“Dorian Blues” (TLA Releasing) is a poignant little movie of a teenager discovering his sexual identity and the reaction of his conservative family. I thought to myself “oh no, another coming-out story” but I was surprised that this is really a good movie. Everything about it is good—the story line the acting, characters, the situations. It is a very funny look at adolescence. Most interesting is that the director is a straight man and he managed to get it all right.
Capturing Dorian’s struggle with his homosexuality in a way that is easy to relate to, the movie sets up laugh after laugh. Dorian has a well rounded coming out experience and this is shown through denial, bargaining and ultimately acceptance.
Dorian Lagatos (Michael McMillian—a guy to watch) is upset and sour that the world does not understand him. His own family is a microcosm of society. His father is a right wing radical, his mother is subservient to her husband and his brother is everything that Dorian is not—a jock, a carefree high schooler and a ladies man. Dorian suddenly realizes that the reason he does not fit in is because he is gay and with this epiphany, he finds solace and comfort with a gay fried, Spooky. Dorian feels that he must stay in the closet but does confide his feelings to his brother who has no problem with the issue. The two brothers are separated by college; Dorian goes to New York to study and finds gay life, fits in and falls in love, watches the games that people play and confronts his own rejection when his love affair falls apart. Dejected and despondent, his brother comes to visit him, they receive a call that their father has died. Dorian must now face his father (even though he is dead) and his mother who is much more sensitive than Dorian had known. Dorian learns that the philosop0hy of life is neither bound nor dependent upon sexual identity.

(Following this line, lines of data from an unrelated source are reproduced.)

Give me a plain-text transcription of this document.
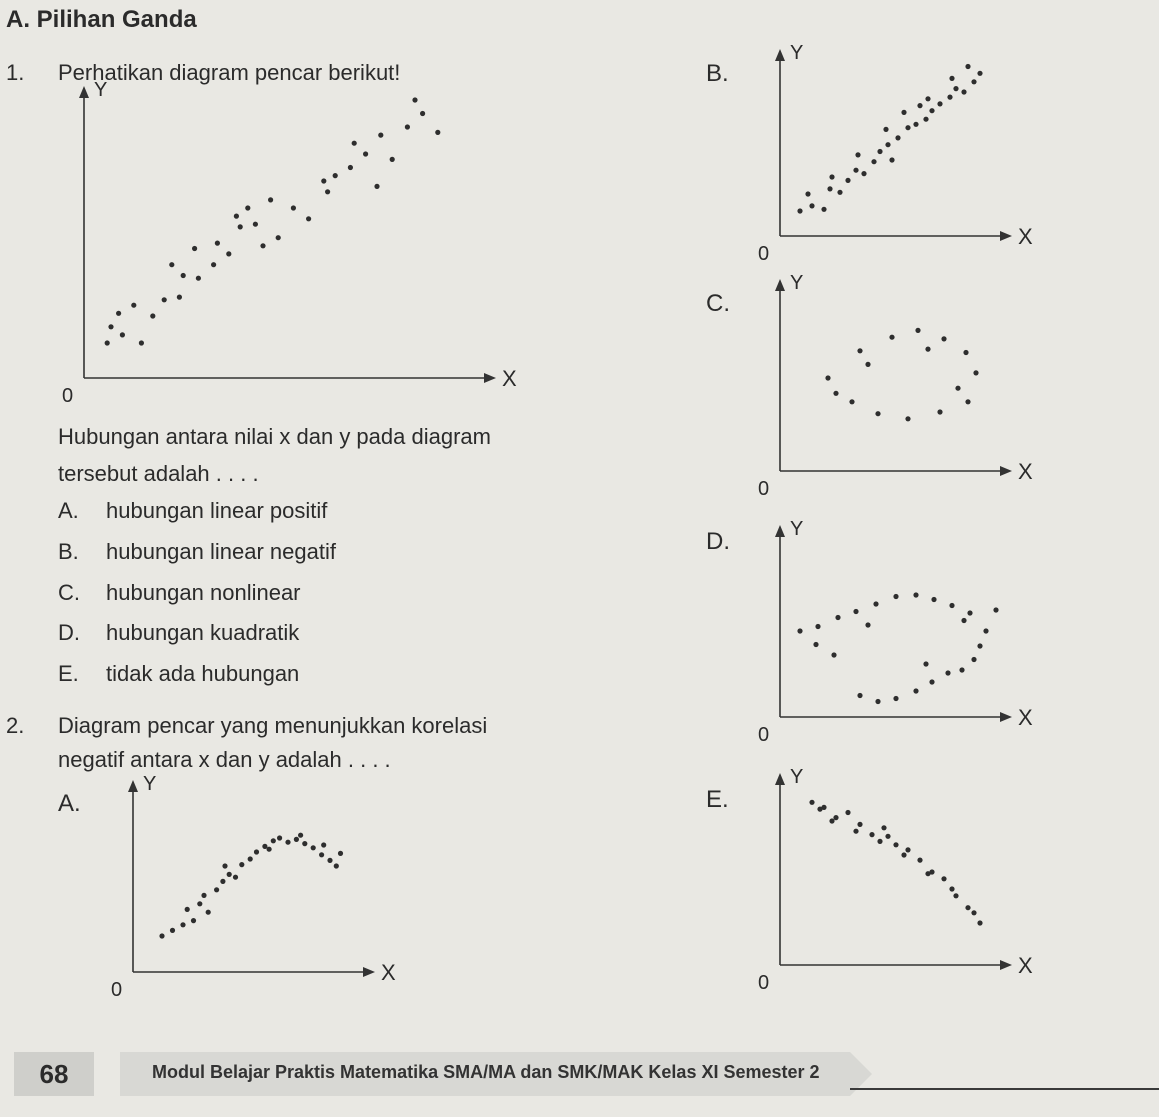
A. Pilihan Ganda
1. Perhatikan diagram pencar berikut!
Hubungan antara nilai x dan y pada diagram
tersebut adalah . . . .
A. hubungan linear positif
B. hubungan linear negatif
C. hubungan nonlinear
D. hubungan kuadratik
E. tidak ada hubungan
2. Diagram pencar yang menunjukkan korelasi
negatif antara x dan y adalah . . . .
A.
B.
C.
D.
E.
X
Y
0
X
Y
0
X
Y
0
X
Y
0
X
Y
0
X
Y
0
68	Modul Belajar Praktis Matematika SMA/MA dan SMK/MAK Kelas XI Semester 2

Everything in the film is handled with intelligence and free of the usual coming out clichés. It captures some of the experiences that we have when coming out, especially the arrival at the decision where one doesn’t care anymore about what people think. I especially liked the way the movie shows how Dorian falls for the first person that shows him any attention and how after losing him goes back into the closet. We get a glimpse of his own internalized homophobia of purposely trying to appear straight. There is also the experience of having sex with someone who you do not feel attractive but is available. I especially liked the way honesty forces one person to come out interacts with another kid of honesty we must use to fit in. There is also the case of family members thinking gayness is only a phase to be outgrown and wanting one to hide and not to take the sexuality seriously and then how after being alarmed become accepting. Coming out is a process that seems to never end and is not really a confession but a way of life.
The movie also deals with the idea of looking different and being gay. The movie is not just Dorian’s coming out story; it is our collective coming out story. It shows how harmful the rules of how men should be are. Gender roles, as seen by society, not only women but hurt everyone equally.
This is not a new story but Dorian’s tale seems fresher than most. It looks at the inner struggles other have as a family member comes out.
We have become used to the idea that low budget films are usually mediocre but “Dorian Blues” shows that to be an incorrect assumption. It is a simple story and the actors are unknowns but that only adds to the charm. Here we have a warm and sensitive film that deserves to be seen. It accurately shows the feelings and situations that we experience when coming out. It is a funny look at a young and awkward boy’s life after he realizes that he is gay and you can’t help but love this tender film.